Recommendation to under General and Scanner tab you click on Defaults button to choose recommended options.
[*] Connect your USB storage devices to the computer one at a time. Scanning will be done automatically.
When all scanning is done, you need to attach a logreport that has made MCShield.
Start → All Programs → MCShield → Logs
Attach here → AllScans.txt
Explanation: USB storage devices are all the USB devices that get their own partition letter at connecting to the PC,
e.g. flash drives (thumb/pen drives, USB sticks), external HDDs, MP3/MP4 players, digital cameras,
memory cards (SD cards, Sony Memory Stick, MultiMedia Cards etc.), some mobile phones, some GPS navigation devices etc.
Here you go…
Logs are clean and no signs of active malware.

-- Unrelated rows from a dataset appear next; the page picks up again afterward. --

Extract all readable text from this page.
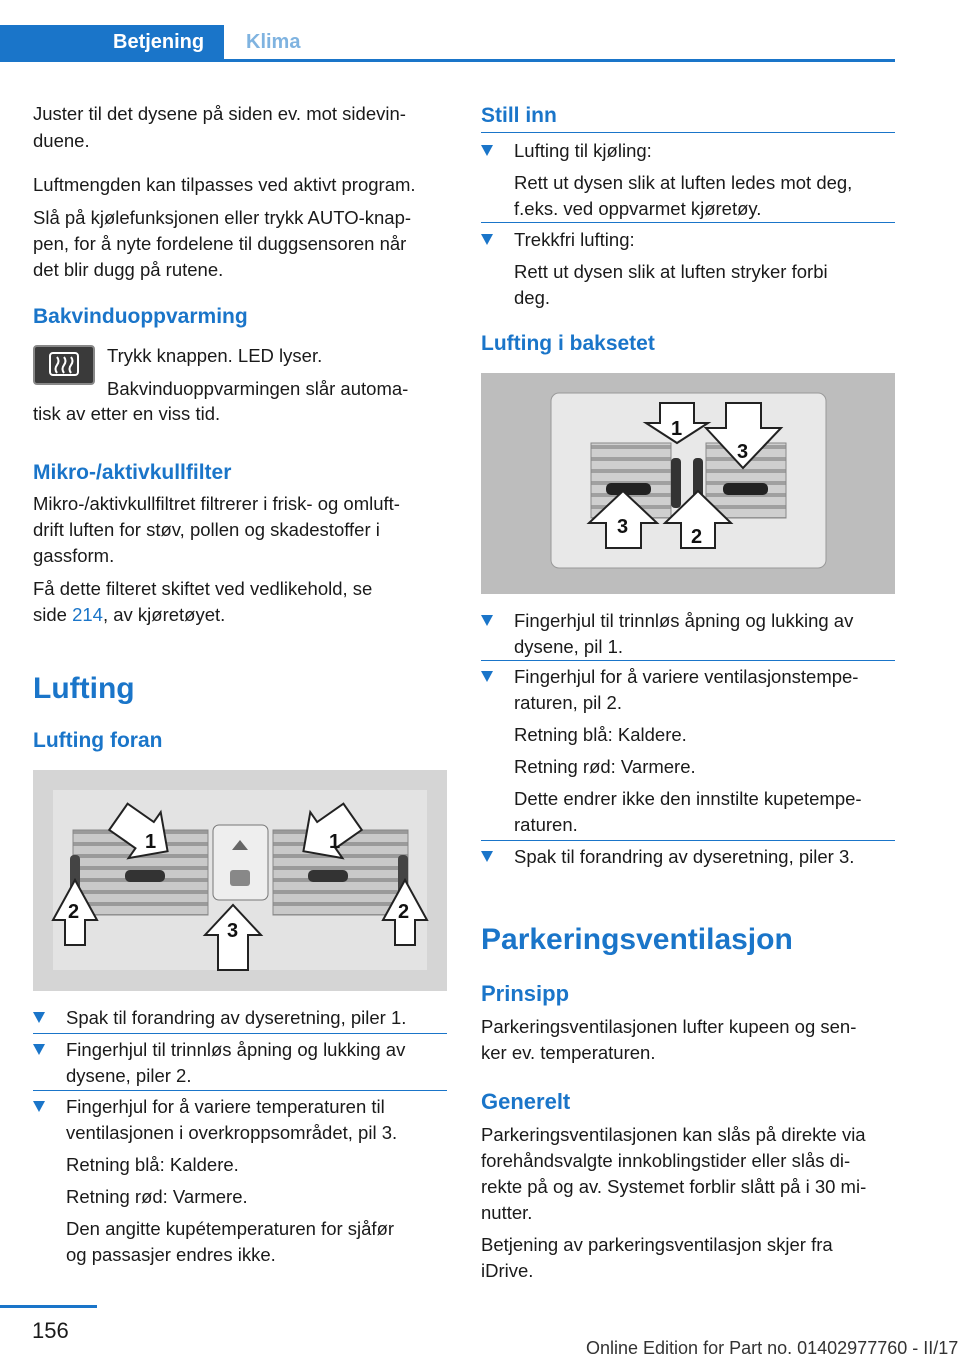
Betjening	Klima

Juster til det dysene på siden ev. mot sidevin-

duene.

Luftmengden kan tilpasses ved aktivt program.

Slå på kjølefunksjonen eller trykk AUTO-knap-

pen, for å nyte fordelene til duggsensoren når

det blir dugg på rutene.

Bakvinduoppvarming

Trykk knappen. LED lyser.

Bakvinduoppvarmingen slår automa-

tisk av etter en viss tid.

Mikro-/aktivkullfilter

Mikro-/aktivkullfiltret filtrerer i frisk- og omluft-

drift luften for støv, pollen og skadestoffer i

gassform.

Få dette filteret skiftet ved vedlikehold, se

side 214, av kjøretøyet.

Lufting
Lufting foran
1	1
2	2
3

Spak til forandring av dyseretning, piler 1.

Fingerhjul til trinnløs åpning og lukking av

dysene, piler 2.

Fingerhjul for å variere temperaturen til

ventilasjonen i overkroppsområdet, pil 3.

Retning blå: Kaldere.

Retning rød: Varmere.

Den angitte kupétemperaturen for sjåfør

og passasjer endres ikke.

Still inn

Lufting til kjøling:

Rett ut dysen slik at luften ledes mot deg,

f.eks. ved oppvarmet kjøretøy.

Trekkfri lufting:

Rett ut dysen slik at luften stryker forbi

deg.

Lufting i baksetet
1
3
3	2

Fingerhjul til trinnløs åpning og lukking av

dysene, pil 1.

Fingerhjul for å variere ventilasjonstempe-

raturen, pil 2.

Retning blå: Kaldere.

Retning rød: Varmere.

Dette endrer ikke den innstilte kupetempe-

raturen.

Spak til forandring av dyseretning, piler 3.

Parkeringsventilasjon
Prinsipp

Parkeringsventilasjonen lufter kupeen og sen-

ker ev. temperaturen.

Generelt

Parkeringsventilasjonen kan slås på direkte via

forehåndsvalgte innkoblingstider eller slås di-

rekte på og av. Systemet forblir slått på i 30 mi-

nutter.

Betjening av parkeringsventilasjon skjer fra

iDrive.

156
Online Edition for Part no. 01402977760 - II/17
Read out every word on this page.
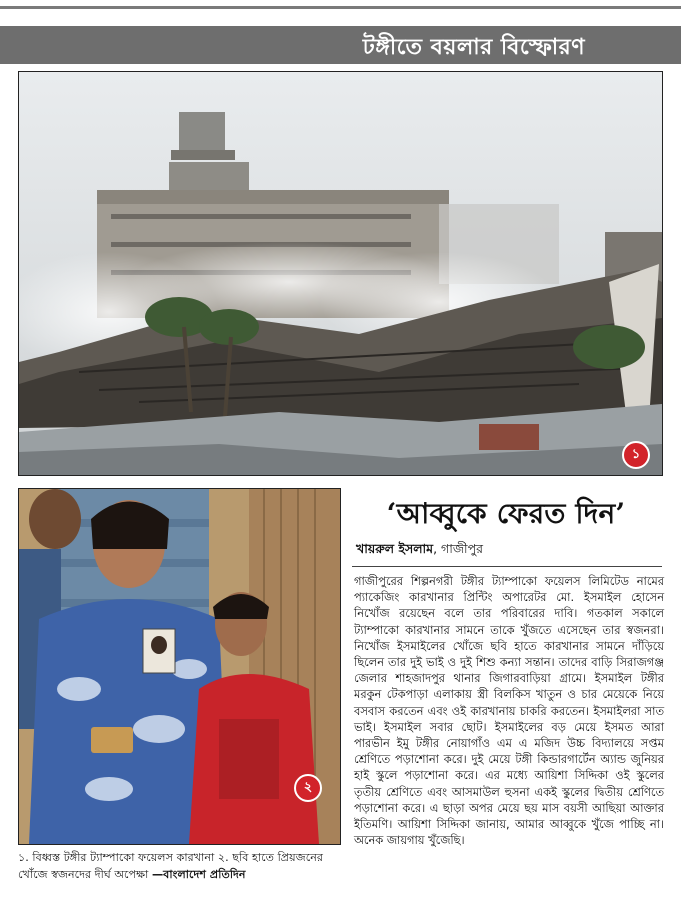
টঙ্গীতে বয়লার বিস্ফোরণ
১
২
‘আব্বুকে ফেরত দিন’
খায়রুল ইসলাম, গাজীপুর
গাজীপুরের শিল্পনগরী টঙ্গীর ট্যাম্পাকো ফয়েলস লিমিটেড নামের প্যাকেজিং কারখানার প্রিন্টিং অপারেটর মো. ইসমাইল হোসেন নিখোঁজ রয়েছেন বলে তার পরিবারের দাবি। গতকাল সকালে ট্যাম্পাকো কারখানার সামনে তাকে খুঁজতে এসেছেন তার স্বজনরা। নিখোঁজ ইসমাইলের খোঁজে ছবি হাতে কারখানার সামনে দাঁড়িয়ে ছিলেন তার দুই ভাই ও দুই শিশু কন্যা সন্তান। তাদের বাড়ি সিরাজগঞ্জ জেলার শাহজাদপুর থানার জিগারবাড়িয়া গ্রামে। ইসমাইল টঙ্গীর মরকুন টেকপাড়া এলাকায় স্ত্রী বিলকিস খাতুন ও চার মেয়েকে নিয়ে বসবাস করতেন এবং ওই কারখানায় চাকরি করতেন। ইসমাইলরা সাত ভাই। ইসমাইল সবার ছোট। ইসমাইলের বড় মেয়ে ইসমত আরা পারভীন ইমু টঙ্গীর নোয়াগাঁও এম এ মজিদ উচ্চ বিদ্যালয়ে সপ্তম শ্রেণিতে পড়াশোনা করে। দুই মেয়ে টঙ্গী কিন্ডারগার্টেন অ্যান্ড জুনিয়র হাই স্কুলে পড়াশোনা করে। এর মধ্যে আয়িশা সিদ্দিকা ওই স্কুলের তৃতীয় শ্রেণিতে এবং আসমাউল হুসনা একই স্কুলের দ্বিতীয় শ্রেণিতে পড়াশোনা করে। এ ছাড়া অপর মেয়ে ছয় মাস বয়সী আছিয়া আক্তার ইতিমণি। আয়িশা সিদ্দিকা জানায়, আমার আব্বুকে খুঁজে পাচ্ছি না। অনেক জায়গায় খুঁজেছি।
১. বিধ্বস্ত টঙ্গীর ট্যাম্পাকো ফয়েলস কারখানা ২. ছবি হাতে প্রিয়জনের খোঁজে স্বজনদের দীর্ঘ অপেক্ষা —বাংলাদেশ প্রতিদিন
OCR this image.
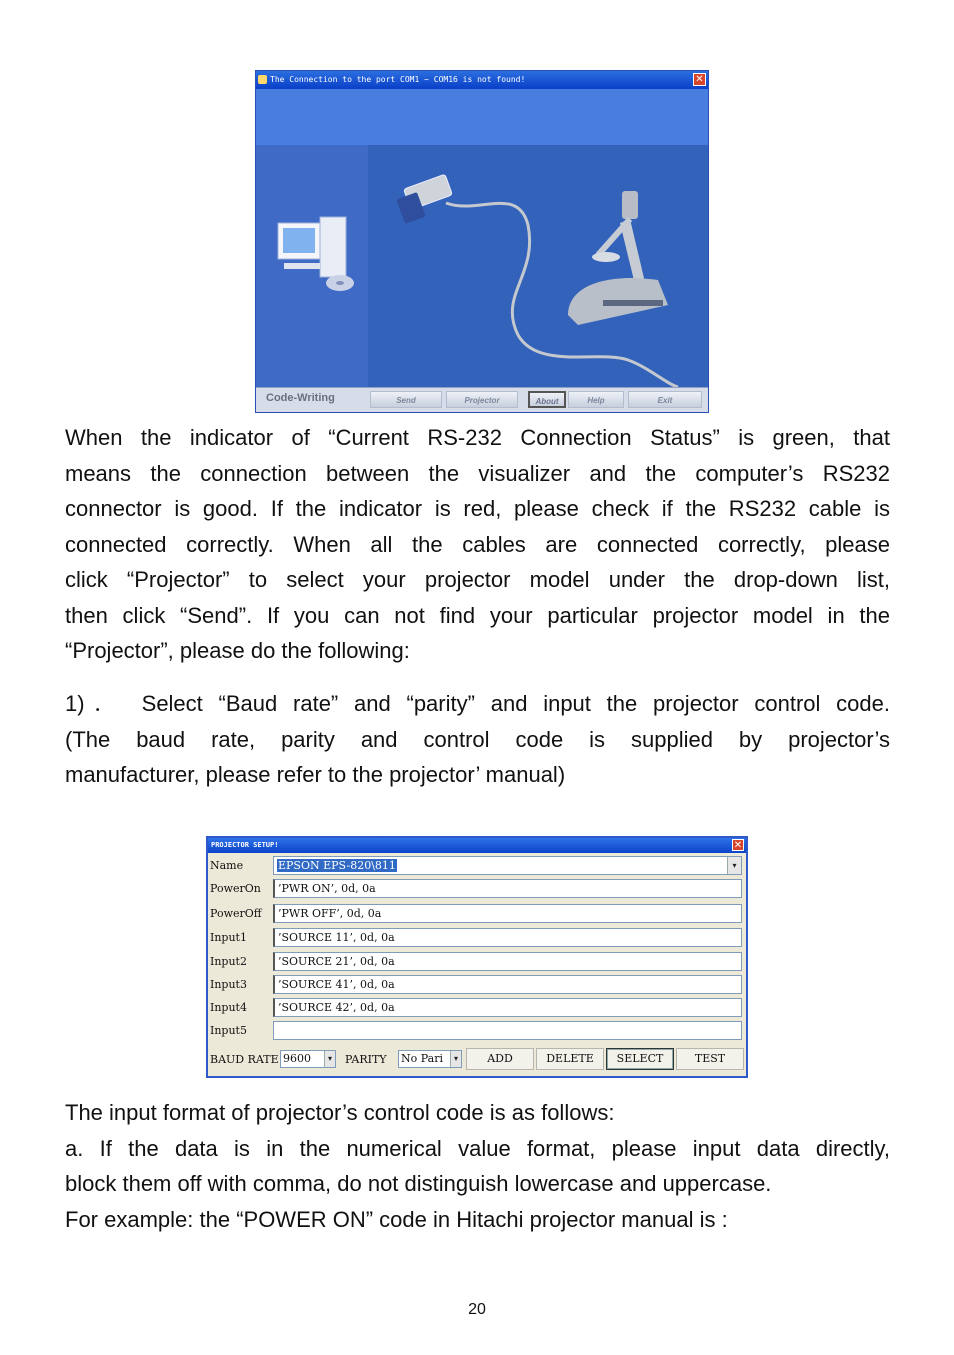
The Connection to the port COM1 ~ COM16 is not found!	✕
Code-Writing	Send	Projector	About	Help	Exit

When the indicator of “Current RS-232 Connection Status” is green, that
means the connection between the visualizer and the computer’s RS232
connector is good. If the indicator is red, please check if the RS232 cable is
connected correctly. When all the cables are connected correctly, please
click “Projector” to select your projector model under the drop-down list,
then click “Send”. If you can not find your particular projector model in the
“Projector”, please do the following:

1)． Select “Baud rate” and “parity” and input the projector control code.
(The baud rate, parity and control code is supplied by projector’s
manufacturer, please refer to the projector’ manual)

PROJECTOR SETUP!	✕
Name	EPSON EPS-820\811	▾
PowerOn	’PWR ON’, 0d, 0a
PowerOff	’PWR OFF’, 0d, 0a
Input1	’SOURCE 11’, 0d, 0a
Input2	’SOURCE 21’, 0d, 0a
Input3	’SOURCE 41’, 0d, 0a
Input4	’SOURCE 42’, 0d, 0a
Input5
BAUD RATE 9600	▾ PARITY No Pari	▾	ADD	DELETE	SELECT	TEST

The input format of projector’s control code is as follows:
a. If the data is in the numerical value format, please input data directly,
block them off with comma, do not distinguish lowercase and uppercase.
For example: the “POWER ON” code in Hitachi projector manual is :

20
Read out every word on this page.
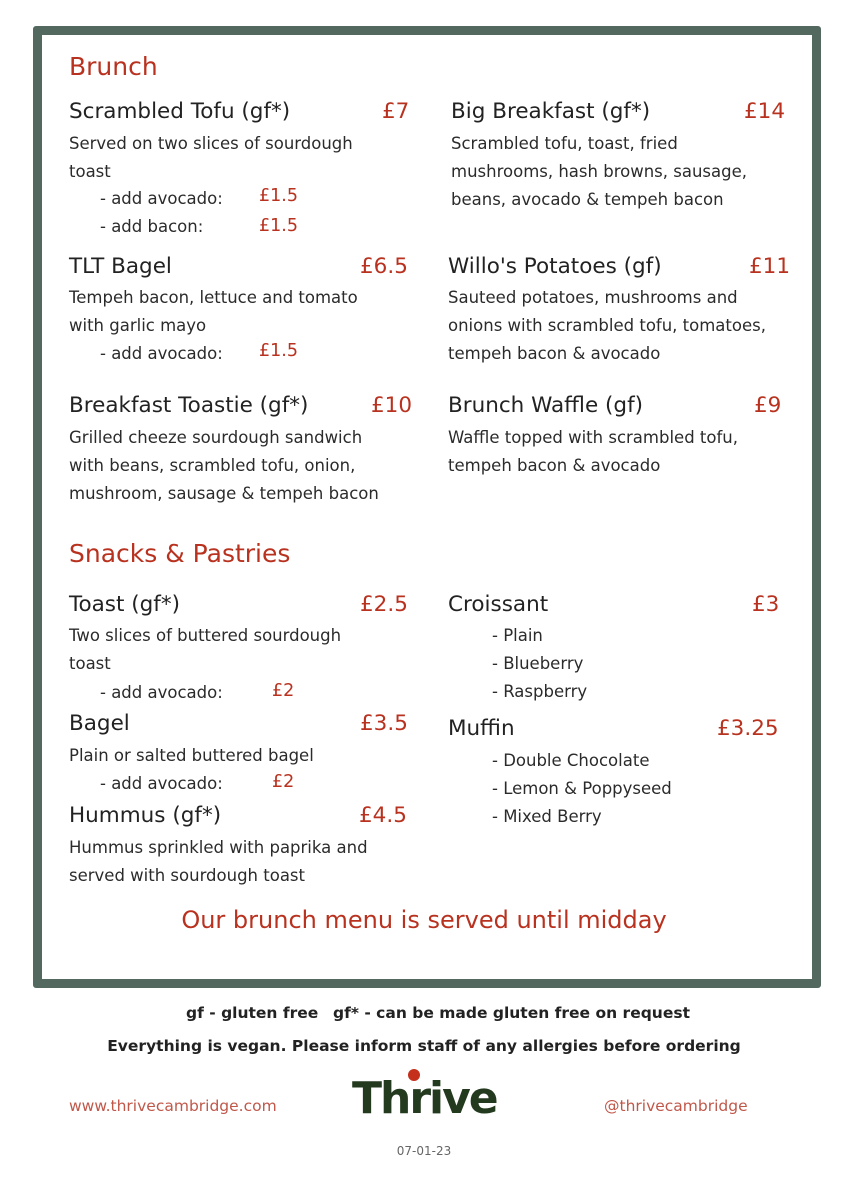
Brunch
Scrambled Tofu (gf*)	£7
Served on two slices of sourdough toast
- add avocado: £1.5
- add bacon:	£1.5
Big Breakfast (gf*)	£14
Scrambled tofu, toast, fried mushrooms, hash browns, sausage, beans, avocado & tempeh bacon
TLT Bagel	£6.5
Tempeh bacon, lettuce and tomato with garlic mayo
- add avocado: £1.5
Willo's Potatoes (gf)	£11
Sauteed potatoes, mushrooms and onions with scrambled tofu, tomatoes, tempeh bacon & avocado
Breakfast Toastie (gf*)	£10
Grilled cheeze sourdough sandwich with beans, scrambled tofu, onion, mushroom, sausage & tempeh bacon
Brunch Waffle (gf)	£9
Waffle topped with scrambled tofu, tempeh bacon & avocado
Snacks & Pastries
Toast (gf*)	£2.5
Two slices of buttered sourdough toast
- add avocado:	£2
Bagel	£3.5
Plain or salted buttered bagel
- add avocado:	£2
Hummus (gf*)	£4.5
Hummus sprinkled with paprika and served with sourdough toast
Croissant	£3
- Plain
- Blueberry
- Raspberry
Muffin	£3.25
- Double Chocolate
- Lemon & Poppyseed
- Mixed Berry
Our brunch menu is served until midday
gf - gluten free gf* - can be made gluten free on request
Everything is vegan. Please inform staff of any allergies before ordering
www.thrivecambridge.com Thrive	@thrivecambridge
07-01-23
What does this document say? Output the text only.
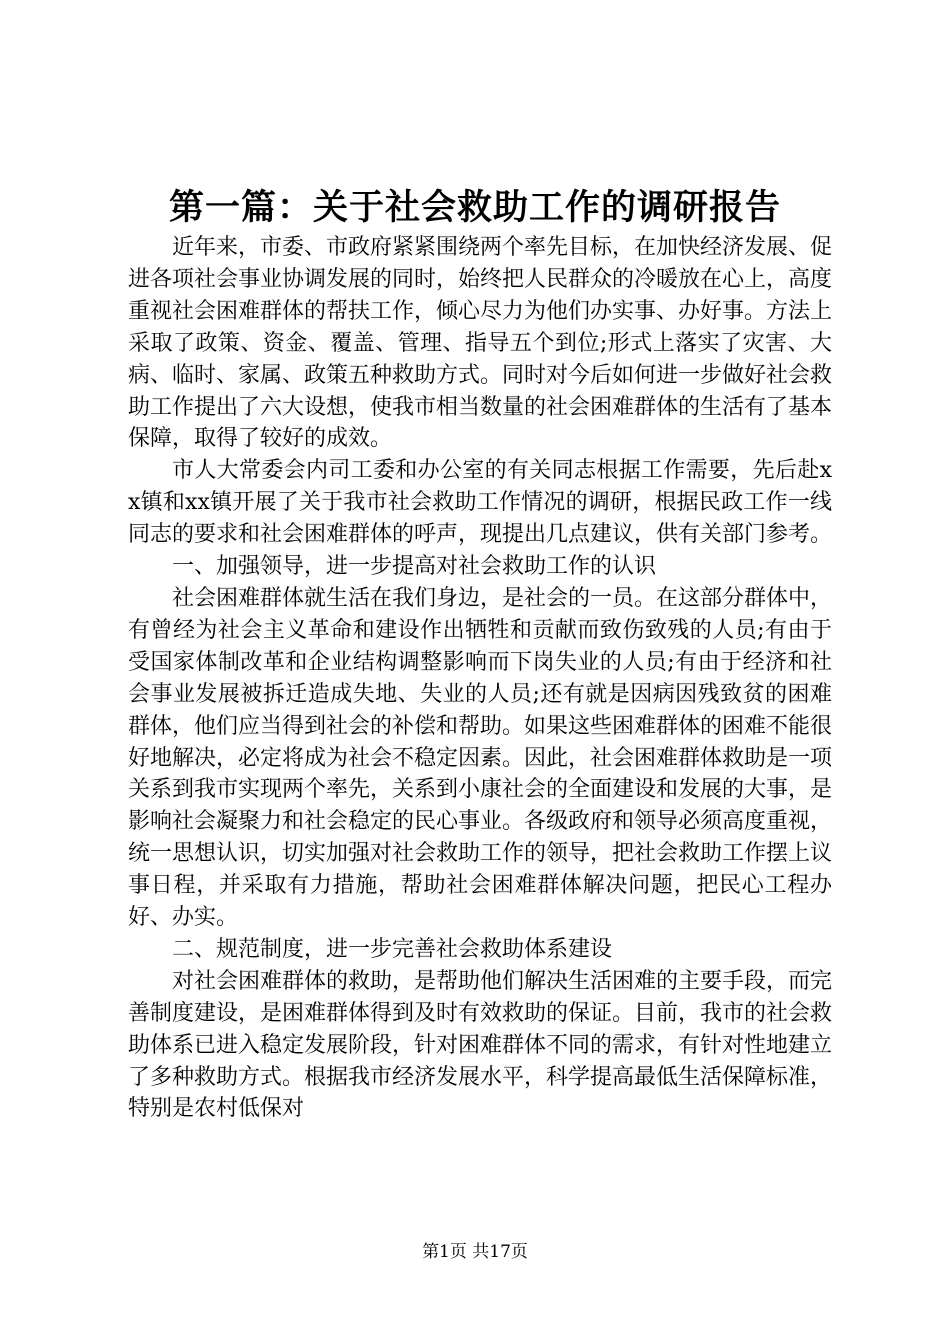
第一篇：关于社会救助工作的调研报告

近年来，市委、市政府紧紧围绕两个率先目标，在加快经济发展、促进各项社会事业协调发展的同时，始终把人民群众的冷暖放在心上，高度重视社会困难群体的帮扶工作，倾心尽力为他们办实事、办好事。方法上采取了政策、资金、覆盖、管理、指导五个到位;形式上落实了灾害、大病、临时、家属、政策五种救助方式。同时对今后如何进一步做好社会救助工作提出了六大设想，使我市相当数量的社会困难群体的生活有了基本保障，取得了较好的成效。

市人大常委会内司工委和办公室的有关同志根据工作需要，先后赴xx镇和xx镇开展了关于我市社会救助工作情况的调研，根据民政工作一线同志的要求和社会困难群体的呼声，现提出几点建议，供有关部门参考。

一、加强领导，进一步提高对社会救助工作的认识

社会困难群体就生活在我们身边，是社会的一员。在这部分群体中，有曾经为社会主义革命和建设作出牺牲和贡献而致伤致残的人员;有由于受国家体制改革和企业结构调整影响而下岗失业的人员;有由于经济和社会事业发展被拆迁造成失地、失业的人员;还有就是因病因残致贫的困难群体，他们应当得到社会的补偿和帮助。如果这些困难群体的困难不能很好地解决，必定将成为社会不稳定因素。因此，社会困难群体救助是一项关系到我市实现两个率先，关系到小康社会的全面建设和发展的大事，是影响社会凝聚力和社会稳定的民心事业。各级政府和领导必须高度重视，统一思想认识，切实加强对社会救助工作的领导，把社会救助工作摆上议事日程，并采取有力措施，帮助社会困难群体解决问题，把民心工程办好、办实。

二、规范制度，进一步完善社会救助体系建设

对社会困难群体的救助，是帮助他们解决生活困难的主要手段，而完善制度建设，是困难群体得到及时有效救助的保证。目前，我市的社会救助体系已进入稳定发展阶段，针对困难群体不同的需求，有针对性地建立了多种救助方式。根据我市经济发展水平，科学提高最低生活保障标准，特别是农村低保对

第1页 共17页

It is necessary to uninstall Combofix
Start >> Run
Combofix /Uninstall
Enter
I recommend you to keep MCShield.
This light program will protect your system from any malware that can spread via USB devices.
ComboFix has been uninstalled, and I’ve kept MCShield.
Thank you so much to everyone on this thread who helped me out! 
I like the Avast! program, but it’s especially comforting to know that there are people in the Avast! forum who go the extra mile to help solve problems like these!